Bentuk harta bersama dalam perkawinan bisa berupa benda bergerak, tidak bergerak, dan surat-surat berharga. Adapun benda yang tidak berwujud, misal berupa hak dan kewajiban dari masing-masing pihak suami dan istri. Terlepas dari bentuk bendanya, mereka dapat dijadikan jaminan atas persetujuan pihak lain, karena melihat Pasal 98 dan Pasal 90 KHI, suami dan istri memiliki tanggung jawab untuk menjaga harta bersama.

Mengenai harta bersama, kita perlu mengangkat beberapa pertanyaan akan konsekuensi yang timbul bila perkawinan putus, baik itu karena perceraian, kematian, atau alasan lainnya. Bagaimana nasib harta bersama? Siapa saja yang berhak menerima? Bagaimana dasar pembagian harta waris?

Pasal 96 ayat 1 KHI mengatur pembagian harta bersama sebagai berikut: “Apabila terjadi cerai mati, maka separuh harta bersama menjadi hak pasngan yang hidup lebih lama.”

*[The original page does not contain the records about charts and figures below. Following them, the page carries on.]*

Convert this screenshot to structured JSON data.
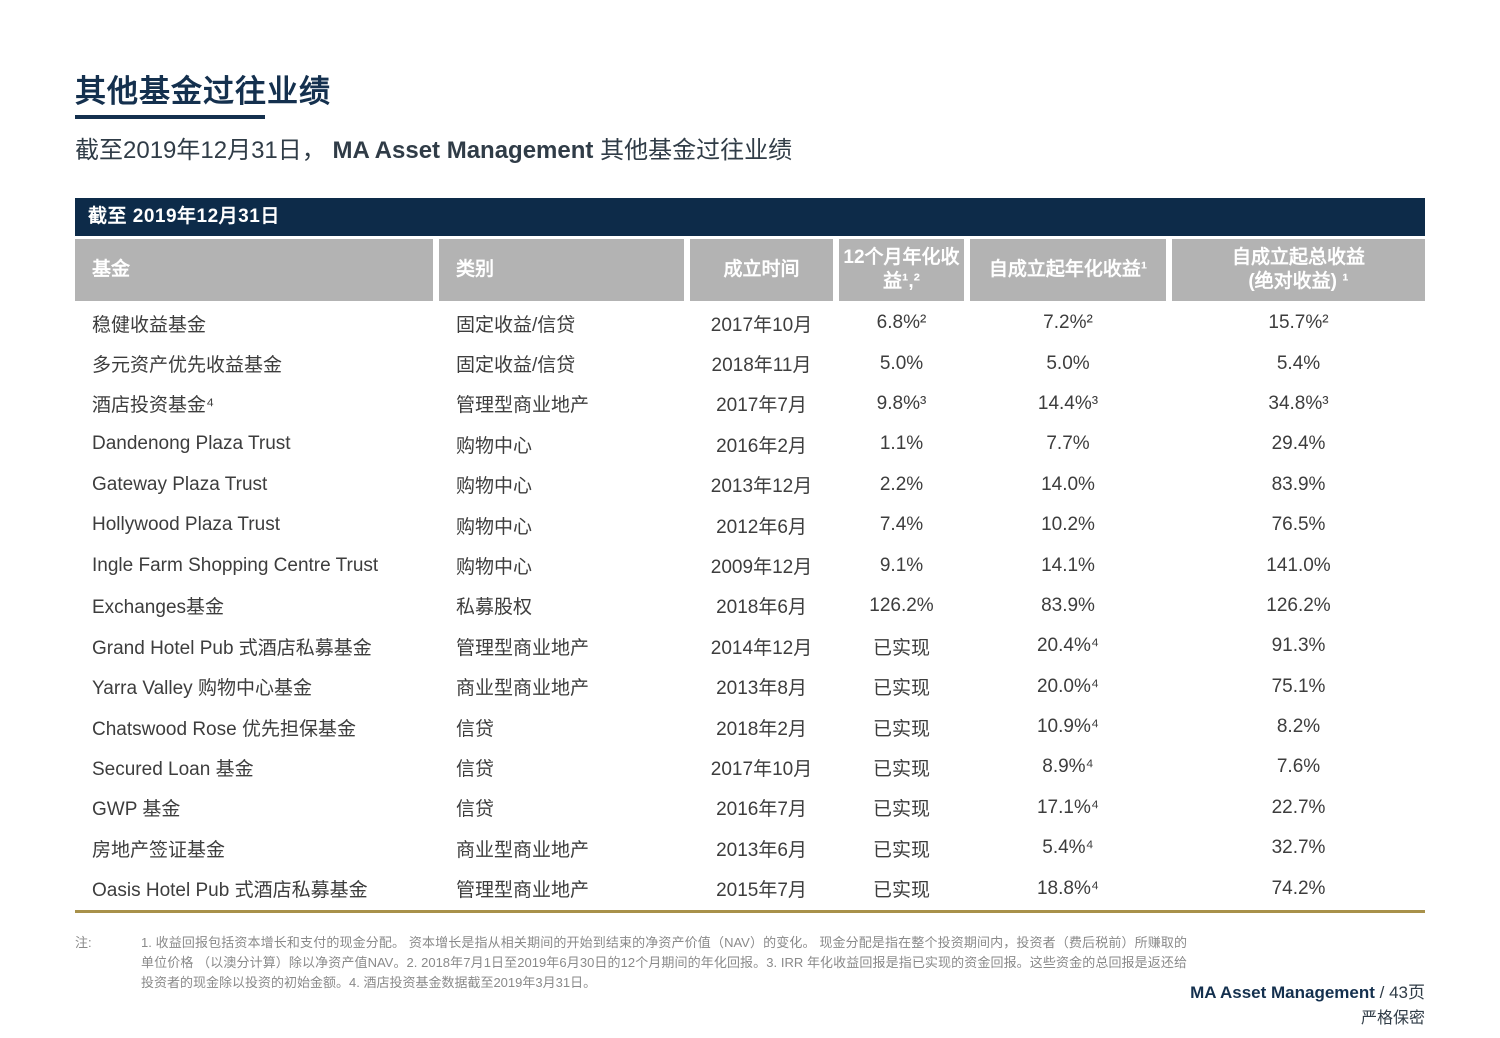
{
  "page": {
    "title": "其他基金过往业绩",
    "subtitle_prefix": "截至2019年12月31日， ",
    "subtitle_brand": "MA Asset Management",
    "subtitle_suffix": " 其他基金过往业绩"
  },
  "table": {
    "banner": "截至 2019年12月31日",
    "columns": [
      "基金",
      "类别",
      "成立时间",
      "12个月年化收\n益¹,²",
      "自成立起年化收益¹",
      "自成立起总收益\n(绝对收益) ¹"
    ],
    "rows": [
      [
        "稳健收益基金",
        "固定收益/信贷",
        "2017年10月",
        "6.8%²",
        "7.2%²",
        "15.7%²"
      ],
      [
        "多元资产优先收益基金",
        "固定收益/信贷",
        "2018年11月",
        "5.0%",
        "5.0%",
        "5.4%"
      ],
      [
        "酒店投资基金⁴",
        "管理型商业地产",
        "2017年7月",
        "9.8%³",
        "14.4%³",
        "34.8%³"
      ],
      [
        "Dandenong Plaza Trust",
        "购物中心",
        "2016年2月",
        "1.1%",
        "7.7%",
        "29.4%"
      ],
      [
        "Gateway Plaza Trust",
        "购物中心",
        "2013年12月",
        "2.2%",
        "14.0%",
        "83.9%"
      ],
      [
        "Hollywood Plaza Trust",
        "购物中心",
        "2012年6月",
        "7.4%",
        "10.2%",
        "76.5%"
      ],
      [
        "Ingle Farm Shopping Centre Trust",
        "购物中心",
        "2009年12月",
        "9.1%",
        "14.1%",
        "141.0%"
      ],
      [
        "Exchanges基金",
        "私募股权",
        "2018年6月",
        "126.2%",
        "83.9%",
        "126.2%"
      ],
      [
        "Grand Hotel Pub 式酒店私募基金",
        "管理型商业地产",
        "2014年12月",
        "已实现",
        "20.4%⁴",
        "91.3%"
      ],
      [
        "Yarra Valley 购物中心基金",
        "商业型商业地产",
        "2013年8月",
        "已实现",
        "20.0%⁴",
        "75.1%"
      ],
      [
        "Chatswood Rose 优先担保基金",
        "信贷",
        "2018年2月",
        "已实现",
        "10.9%⁴",
        "8.2%"
      ],
      [
        "Secured Loan 基金",
        "信贷",
        "2017年10月",
        "已实现",
        "8.9%⁴",
        "7.6%"
      ],
      [
        "GWP 基金",
        "信贷",
        "2016年7月",
        "已实现",
        "17.1%⁴",
        "22.7%"
      ],
      [
        "房地产签证基金",
        "商业型商业地产",
        "2013年6月",
        "已实现",
        "5.4%⁴",
        "32.7%"
      ],
      [
        "Oasis Hotel Pub 式酒店私募基金",
        "管理型商业地产",
        "2015年7月",
        "已实现",
        "18.8%⁴",
        "74.2%"
      ]
    ]
  },
  "footnote": {
    "label": "注:",
    "text": "1. 收益回报包括资本增长和支付的现金分配。 资本增长是指从相关期间的开始到结束的净资产价值（NAV）的变化。 现金分配是指在整个投资期间内，投资者（费后税前）所赚取的单位价格 （以澳分计算）除以净资产值NAV。2. 2018年7月1日至2019年6月30日的12个月期间的年化回报。3. IRR 年化收益回报是指已实现的资金回报。这些资金的总回报是返还给投资者的现金除以投资的初始金额。4. 酒店投资基金数据截至2019年3月31日。"
  },
  "footer": {
    "brand": "MA Asset Management",
    "page_suffix": " / 43页",
    "confidential": "严格保密"
  },
  "colors": {
    "navy": "#0d2b49",
    "title_navy": "#14304e",
    "header_gray": "#b3b3b3",
    "gold": "#a8914a"
  }
}
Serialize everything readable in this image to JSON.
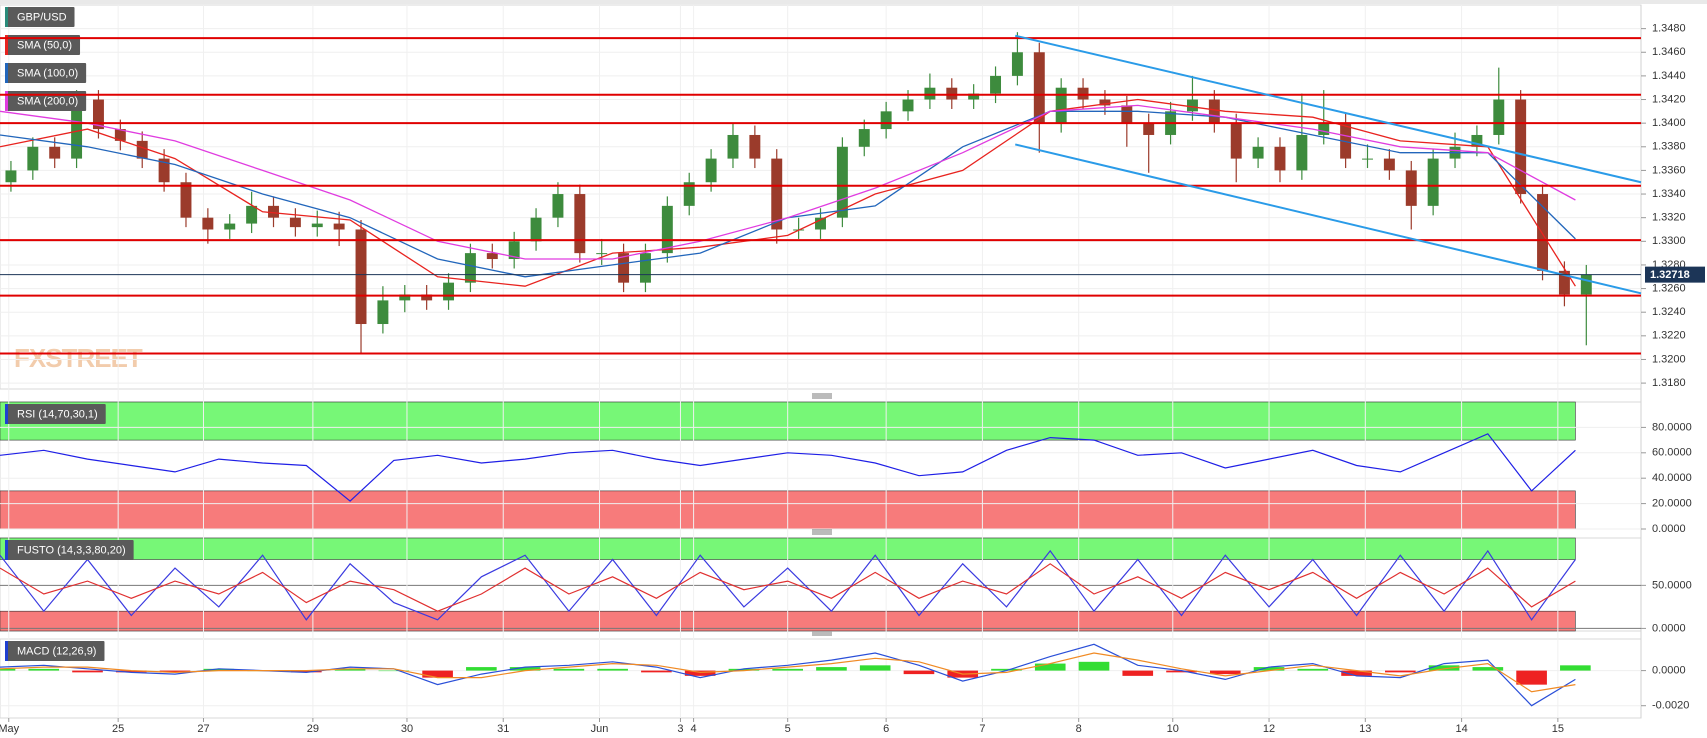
{
  "chart_data": [
    {
      "type": "candlestick",
      "title": "GBP/USD",
      "xlim": [
        0,
        75
      ],
      "ylim": [
        1.3175,
        1.35
      ],
      "yticks": [
        {
          "value": 1.318,
          "label": "1.3180"
        },
        {
          "value": 1.32,
          "label": "1.3200"
        },
        {
          "value": 1.322,
          "label": "1.3220"
        },
        {
          "value": 1.324,
          "label": "1.3240"
        },
        {
          "value": 1.326,
          "label": "1.3260"
        },
        {
          "value": 1.328,
          "label": "1.3280"
        },
        {
          "value": 1.33,
          "label": "1.3300"
        },
        {
          "value": 1.332,
          "label": "1.3320"
        },
        {
          "value": 1.334,
          "label": "1.3340"
        },
        {
          "value": 1.336,
          "label": "1.3360"
        },
        {
          "value": 1.338,
          "label": "1.3380"
        },
        {
          "value": 1.34,
          "label": "1.3400"
        },
        {
          "value": 1.342,
          "label": "1.3420"
        },
        {
          "value": 1.344,
          "label": "1.3440"
        },
        {
          "value": 1.346,
          "label": "1.3460"
        },
        {
          "value": 1.348,
          "label": "1.3480"
        }
      ],
      "up_color": "#3d8b3d",
      "down_color": "#9b3b2b",
      "ohlc": [
        [
          1.335,
          1.3368,
          1.3342,
          1.336
        ],
        [
          1.336,
          1.3388,
          1.3352,
          1.338
        ],
        [
          1.338,
          1.3388,
          1.3362,
          1.337
        ],
        [
          1.337,
          1.3428,
          1.3362,
          1.342
        ],
        [
          1.342,
          1.3428,
          1.3387,
          1.3395
        ],
        [
          1.3395,
          1.3403,
          1.3377,
          1.3385
        ],
        [
          1.3385,
          1.3393,
          1.3362,
          1.337
        ],
        [
          1.337,
          1.3378,
          1.3342,
          1.335
        ],
        [
          1.335,
          1.3358,
          1.3312,
          1.332
        ],
        [
          1.332,
          1.3328,
          1.3298,
          1.331
        ],
        [
          1.331,
          1.3323,
          1.3302,
          1.3315
        ],
        [
          1.3315,
          1.3342,
          1.3307,
          1.333
        ],
        [
          1.333,
          1.3338,
          1.3312,
          1.332
        ],
        [
          1.332,
          1.3328,
          1.3304,
          1.3312
        ],
        [
          1.3312,
          1.3326,
          1.3304,
          1.3315
        ],
        [
          1.3315,
          1.3325,
          1.3296,
          1.331
        ],
        [
          1.331,
          1.3318,
          1.3205,
          1.323
        ],
        [
          1.323,
          1.3262,
          1.3222,
          1.325
        ],
        [
          1.325,
          1.3263,
          1.324,
          1.3255
        ],
        [
          1.3255,
          1.3263,
          1.3242,
          1.325
        ],
        [
          1.325,
          1.3273,
          1.3242,
          1.3265
        ],
        [
          1.3265,
          1.3298,
          1.3257,
          1.329
        ],
        [
          1.329,
          1.3298,
          1.3277,
          1.3285
        ],
        [
          1.3285,
          1.3308,
          1.3277,
          1.33
        ],
        [
          1.33,
          1.3328,
          1.3292,
          1.332
        ],
        [
          1.332,
          1.335,
          1.3312,
          1.334
        ],
        [
          1.334,
          1.3348,
          1.3282,
          1.329
        ],
        [
          1.329,
          1.3302,
          1.328,
          1.329
        ],
        [
          1.329,
          1.3298,
          1.3257,
          1.3265
        ],
        [
          1.3265,
          1.3298,
          1.3257,
          1.329
        ],
        [
          1.329,
          1.3338,
          1.3282,
          1.333
        ],
        [
          1.333,
          1.3358,
          1.3322,
          1.335
        ],
        [
          1.335,
          1.3378,
          1.3342,
          1.337
        ],
        [
          1.337,
          1.34,
          1.3362,
          1.339
        ],
        [
          1.339,
          1.3398,
          1.3362,
          1.337
        ],
        [
          1.337,
          1.3378,
          1.3298,
          1.331
        ],
        [
          1.331,
          1.332,
          1.3302,
          1.331
        ],
        [
          1.331,
          1.3328,
          1.3302,
          1.332
        ],
        [
          1.332,
          1.3388,
          1.3312,
          1.338
        ],
        [
          1.338,
          1.3403,
          1.3372,
          1.3395
        ],
        [
          1.3395,
          1.3418,
          1.3387,
          1.341
        ],
        [
          1.341,
          1.3428,
          1.3402,
          1.342
        ],
        [
          1.342,
          1.3442,
          1.3412,
          1.343
        ],
        [
          1.343,
          1.3438,
          1.3412,
          1.342
        ],
        [
          1.342,
          1.3433,
          1.3412,
          1.3425
        ],
        [
          1.3425,
          1.3448,
          1.3417,
          1.344
        ],
        [
          1.344,
          1.3477,
          1.3432,
          1.346
        ],
        [
          1.346,
          1.3468,
          1.3375,
          1.34
        ],
        [
          1.34,
          1.3438,
          1.3392,
          1.343
        ],
        [
          1.343,
          1.3438,
          1.3412,
          1.342
        ],
        [
          1.342,
          1.3428,
          1.3407,
          1.3415
        ],
        [
          1.3415,
          1.3423,
          1.338,
          1.34
        ],
        [
          1.34,
          1.3408,
          1.3358,
          1.339
        ],
        [
          1.339,
          1.3418,
          1.3382,
          1.341
        ],
        [
          1.341,
          1.344,
          1.3402,
          1.342
        ],
        [
          1.342,
          1.3428,
          1.3392,
          1.34
        ],
        [
          1.34,
          1.3408,
          1.335,
          1.337
        ],
        [
          1.337,
          1.3388,
          1.3362,
          1.338
        ],
        [
          1.338,
          1.3388,
          1.335,
          1.336
        ],
        [
          1.336,
          1.3425,
          1.3352,
          1.339
        ],
        [
          1.339,
          1.3428,
          1.3382,
          1.34
        ],
        [
          1.34,
          1.3408,
          1.3362,
          1.337
        ],
        [
          1.337,
          1.3382,
          1.3362,
          1.337
        ],
        [
          1.337,
          1.3378,
          1.3352,
          1.336
        ],
        [
          1.336,
          1.3368,
          1.331,
          1.333
        ],
        [
          1.333,
          1.3378,
          1.3322,
          1.337
        ],
        [
          1.337,
          1.3392,
          1.3362,
          1.338
        ],
        [
          1.338,
          1.3398,
          1.3372,
          1.339
        ],
        [
          1.339,
          1.3447,
          1.3382,
          1.342
        ],
        [
          1.342,
          1.3428,
          1.3332,
          1.334
        ],
        [
          1.334,
          1.3348,
          1.3267,
          1.3275
        ],
        [
          1.3275,
          1.3283,
          1.3245,
          1.3255
        ],
        [
          1.3255,
          1.328,
          1.3212,
          1.3272
        ]
      ],
      "series": [
        {
          "name": "SMA (50,0)",
          "color": "#e8231f",
          "x": [
            0,
            4,
            8,
            12,
            16,
            20,
            24,
            28,
            32,
            36,
            40,
            44,
            48,
            52,
            56,
            60,
            64,
            68,
            72
          ],
          "values": [
            1.338,
            1.3395,
            1.337,
            1.3325,
            1.3318,
            1.327,
            1.3262,
            1.329,
            1.3295,
            1.3305,
            1.334,
            1.336,
            1.341,
            1.342,
            1.341,
            1.3405,
            1.3385,
            1.338,
            1.3262
          ]
        },
        {
          "name": "SMA (100,0)",
          "color": "#2266bb",
          "x": [
            0,
            4,
            8,
            12,
            16,
            20,
            24,
            28,
            32,
            36,
            40,
            44,
            48,
            52,
            56,
            60,
            64,
            68,
            72
          ],
          "values": [
            1.339,
            1.338,
            1.3365,
            1.334,
            1.332,
            1.3285,
            1.327,
            1.328,
            1.329,
            1.332,
            1.333,
            1.338,
            1.341,
            1.341,
            1.3405,
            1.339,
            1.3375,
            1.3375,
            1.3302
          ]
        },
        {
          "name": "SMA (200,0)",
          "color": "#e03ce0",
          "x": [
            0,
            4,
            8,
            12,
            16,
            20,
            24,
            28,
            32,
            36,
            40,
            44,
            48,
            52,
            56,
            60,
            64,
            68,
            72
          ],
          "values": [
            1.341,
            1.34,
            1.3385,
            1.336,
            1.3335,
            1.33,
            1.3285,
            1.3285,
            1.33,
            1.332,
            1.3345,
            1.3375,
            1.341,
            1.3415,
            1.3405,
            1.3395,
            1.338,
            1.3375,
            1.3335
          ]
        }
      ],
      "levels": [
        1.3472,
        1.3424,
        1.34,
        1.3347,
        1.3301,
        1.3254,
        1.3205
      ],
      "levels_color": "#e00000",
      "trendlines": [
        {
          "x": [
            46.4,
            75
          ],
          "values": [
            1.3474,
            1.335
          ]
        },
        {
          "x": [
            46.4,
            75
          ],
          "values": [
            1.3382,
            1.3256
          ]
        }
      ],
      "trendline_color": "#2a9be8",
      "last_price": 1.32718,
      "last_price_color": "#1c3557",
      "watermark": "FXSTREET"
    },
    {
      "type": "line",
      "title": "RSI (14,70,30,1)",
      "xlim": [
        0,
        75
      ],
      "ylim": [
        0,
        100
      ],
      "yticks": [
        {
          "value": 0,
          "label": "0.0000"
        },
        {
          "value": 20,
          "label": "20.0000"
        },
        {
          "value": 40,
          "label": "40.0000"
        },
        {
          "value": 60,
          "label": "60.0000"
        },
        {
          "value": 80,
          "label": "80.0000"
        }
      ],
      "zones": [
        70,
        30
      ],
      "zone_colors": [
        "#77f777",
        "#f77b7b"
      ],
      "x": [
        0,
        2,
        4,
        6,
        8,
        10,
        12,
        14,
        16,
        18,
        20,
        22,
        24,
        26,
        28,
        30,
        32,
        34,
        36,
        38,
        40,
        42,
        44,
        46,
        48,
        50,
        52,
        54,
        56,
        58,
        60,
        62,
        64,
        66,
        68,
        70,
        72
      ],
      "series": [
        {
          "color": "#1f1fe6",
          "values": [
            58,
            62,
            55,
            50,
            45,
            55,
            52,
            50,
            22,
            54,
            58,
            52,
            55,
            60,
            62,
            55,
            50,
            55,
            60,
            58,
            52,
            42,
            45,
            62,
            72,
            70,
            58,
            60,
            48,
            55,
            62,
            50,
            45,
            60,
            75,
            30,
            62
          ]
        }
      ]
    },
    {
      "type": "line",
      "title": "FUSTO (14,3,3,80,20)",
      "xlim": [
        0,
        75
      ],
      "ylim": [
        -3,
        105
      ],
      "yticks": [
        {
          "value": 0,
          "label": "0.0000"
        },
        {
          "value": 50,
          "label": "50.0000"
        }
      ],
      "zones": [
        80,
        20
      ],
      "zone_colors": [
        "#77f777",
        "#f77b7b"
      ],
      "x": [
        0,
        2,
        4,
        6,
        8,
        10,
        12,
        14,
        16,
        18,
        20,
        22,
        24,
        26,
        28,
        30,
        32,
        34,
        36,
        38,
        40,
        42,
        44,
        46,
        48,
        50,
        52,
        54,
        56,
        58,
        60,
        62,
        64,
        66,
        68,
        70,
        72
      ],
      "series": [
        {
          "color": "#3a3ae0",
          "values": [
            85,
            20,
            80,
            15,
            70,
            25,
            85,
            10,
            75,
            30,
            10,
            60,
            85,
            20,
            80,
            15,
            85,
            25,
            70,
            20,
            85,
            15,
            75,
            25,
            90,
            20,
            80,
            15,
            85,
            25,
            80,
            15,
            85,
            20,
            90,
            10,
            80
          ]
        },
        {
          "color": "#e03030",
          "values": [
            70,
            40,
            55,
            35,
            55,
            40,
            65,
            30,
            55,
            45,
            20,
            40,
            70,
            40,
            60,
            35,
            65,
            45,
            55,
            35,
            65,
            35,
            55,
            40,
            75,
            40,
            60,
            35,
            65,
            45,
            65,
            35,
            65,
            40,
            70,
            25,
            55
          ]
        }
      ]
    },
    {
      "type": "macd",
      "title": "MACD (12,26,9)",
      "xlim": [
        0,
        75
      ],
      "ylim": [
        -0.0027,
        0.0018
      ],
      "yticks": [
        {
          "value": -0.002,
          "label": "-0.0020"
        },
        {
          "value": 0,
          "label": "0.0000"
        }
      ],
      "xticks": [
        {
          "value": 0.4,
          "label": "May"
        },
        {
          "value": 5.4,
          "label": "25"
        },
        {
          "value": 9.3,
          "label": "27"
        },
        {
          "value": 14.3,
          "label": "29"
        },
        {
          "value": 18.6,
          "label": "30"
        },
        {
          "value": 23,
          "label": "31"
        },
        {
          "value": 27.4,
          "label": "Jun"
        },
        {
          "value": 31.1,
          "label": "3"
        },
        {
          "value": 31.7,
          "label": "4"
        },
        {
          "value": 36,
          "label": "5"
        },
        {
          "value": 40.5,
          "label": "6"
        },
        {
          "value": 44.9,
          "label": "7"
        },
        {
          "value": 49.3,
          "label": "8"
        },
        {
          "value": 53.6,
          "label": "10"
        },
        {
          "value": 58,
          "label": "12"
        },
        {
          "value": 62.4,
          "label": "13"
        },
        {
          "value": 66.8,
          "label": "14"
        },
        {
          "value": 71.2,
          "label": "15"
        }
      ],
      "x": [
        0,
        2,
        4,
        6,
        8,
        10,
        12,
        14,
        16,
        18,
        20,
        22,
        24,
        26,
        28,
        30,
        32,
        34,
        36,
        38,
        40,
        42,
        44,
        46,
        48,
        50,
        52,
        54,
        56,
        58,
        60,
        62,
        64,
        66,
        68,
        70,
        72
      ],
      "series": [
        {
          "color": "#2a4fd8",
          "values": [
            0.0002,
            0.0003,
            0.0001,
            -0.0001,
            -0.0002,
            0.0001,
            0.0,
            -0.0001,
            0.0002,
            0.0001,
            -0.0008,
            -0.0002,
            0.0002,
            0.0003,
            0.0005,
            0.0002,
            -0.0004,
            0.0001,
            0.0003,
            0.0006,
            0.001,
            0.0003,
            -0.0006,
            0.0,
            0.0008,
            0.0015,
            0.0003,
            0.0,
            -0.0005,
            0.0002,
            0.0004,
            -0.0003,
            -0.0004,
            0.0004,
            0.0006,
            -0.002,
            -0.0005
          ]
        },
        {
          "color": "#f08a24",
          "values": [
            0.0001,
            0.0002,
            0.0002,
            0.0,
            -0.0001,
            0.0,
            0.0,
            0.0,
            0.0001,
            0.0001,
            -0.0004,
            -0.0004,
            0.0,
            0.0002,
            0.0004,
            0.0003,
            -0.0001,
            0.0,
            0.0002,
            0.0004,
            0.0007,
            0.0005,
            -0.0002,
            -0.0001,
            0.0004,
            0.001,
            0.0006,
            0.0001,
            -0.0003,
            0.0,
            0.0003,
            0.0,
            -0.0003,
            0.0001,
            0.0004,
            -0.0012,
            -0.0008
          ]
        }
      ],
      "histogram": [
        0.0001,
        0.0001,
        -0.0001,
        -0.0001,
        -0.0001,
        0.0001,
        0.0,
        -0.0001,
        0.0001,
        0.0,
        -0.0004,
        0.0002,
        0.0002,
        0.0001,
        0.0001,
        -0.0001,
        -0.0003,
        0.0001,
        0.0001,
        0.0002,
        0.0003,
        -0.0002,
        -0.0004,
        0.0001,
        0.0004,
        0.0005,
        -0.0003,
        -0.0001,
        -0.0002,
        0.0002,
        0.0001,
        -0.0003,
        -0.0001,
        0.0003,
        0.0002,
        -0.0008,
        0.0003
      ],
      "histogram_colors": [
        "#33dd33",
        "#ee2222"
      ]
    }
  ]
}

Kita dapat mengetahui bahwa pembagian bersama adalah 50%. Namun mengingat betapa lenturnya realitas, terkadang terdapat kasus di mana ada pihak yang tidak terlalu atau sama sekali berpartisipasi. Sehingga para praktisi hukum harus berhati-hati agar bisa memenuhi rasa keadilan.

Dalam kasus sedemikian rupa, pembagian harta bersama biasanya tidak selalu 50% dan biasanya dimusyawarahkan terlebih dahulu.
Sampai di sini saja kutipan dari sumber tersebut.